Homo sacer. Что остается после Освенцима: архив и свидетель | страница 20
Все прислушивались и пытались расшифровать этот звук, этот рождающийся лексикон, но, хотя в лагере были представлены все европейские языки, слово Урбинека так и осталось непонятым:
Нет, это точно не было посланием или откровением: возможно, это было его имя, если оно у него вообще когда–либо было; кто–то предположил, что он хотел сказать «есть», или «хлеб», или, возможно, «мясо» по–чешски, как упорно утверждал один из тех, кто говорил на этом языке… Урбинек, человек–без–имени, чье крошечное предплечье было отмечено татуировкой Освенцима, умер в первых числах марта 1945 года, освобожденный, но не свободный. От него ничего не осталось: он свидетельствует этими моими словами[71].
Может быть, именно это таинственное слово Леви расслышал в «фоновом шуме» поэзии Целана. В Освенциме, однако, он все же старался слушать несвидетельствуемое, собирать его тайные слова: масскло, матискло. Возможно, в некотором смысле каждая речь, каждый текст рождается как свидетельство. Поэтому то, о чем свидетельствуют, уже не может быть речью, текстом: оно может быть только несвидетельствуемым. Оно является звуком, который происходит из лакуны, не–языком, которым мы говорим сами с собой, когда мы одни, которому отвечает язык, из которого рождается язык. И именно о природе этого несвидетельствуемого, о его не–языке, нам и следует задуматься.

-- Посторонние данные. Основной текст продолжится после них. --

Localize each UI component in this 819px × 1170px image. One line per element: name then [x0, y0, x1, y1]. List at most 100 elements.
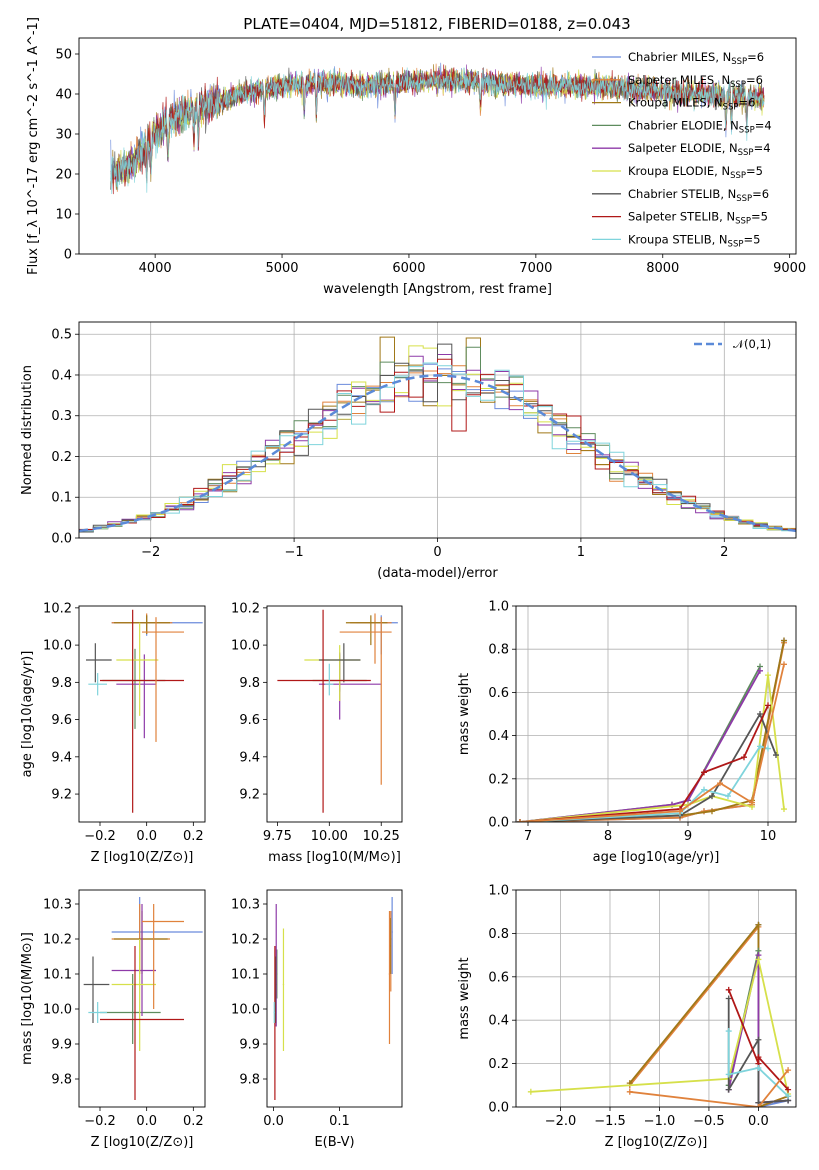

рбинек не может свидетельствовать, потому что не владеет языком (слово, которое он произносит, является неясным и лишенным смысла звуком: масскло или матискло). И однако он «свидетельствует этими моими словами». Но даже и сам выживший не может свидетельствовать полностью, до конца высказать собственную лакуну. Это означает, что свидетельство является встречей двух невозможностей свидетельствовать, что язык, чтобы свидетельствовать, должен уступить место не–языку, показать невозможность свидетельствовать. Язык свидетельства является языком, который больше не означает, но который в своем не–означивании, углубляется в без–язычие вплоть до того, чтобы вобрать другое не–значение, присущее полноценному свидетелю, который по определению свидетельствовать не может. Следовательно, чтобы свидетельствовать, недостаточно довести язык до его не–значения, нонсенса вплоть до чистой неразрешимости букв (м–а–с–с–к–л–о, м–а–т–и–с–к–л–о); нужно, чтобы этот звук, лишенный смысла, был, в свою очередь, голосом чего–то или кого–то, кто по совершенно другим причинам не может свидетельствовать. То есть невозможность свидетельствовать, та «лакуна», которая является человеческим языком, должна углубиться в себя саму, чтобы уступить место другой невозможности свидетельствовать — невозможности того, у чего нет языка.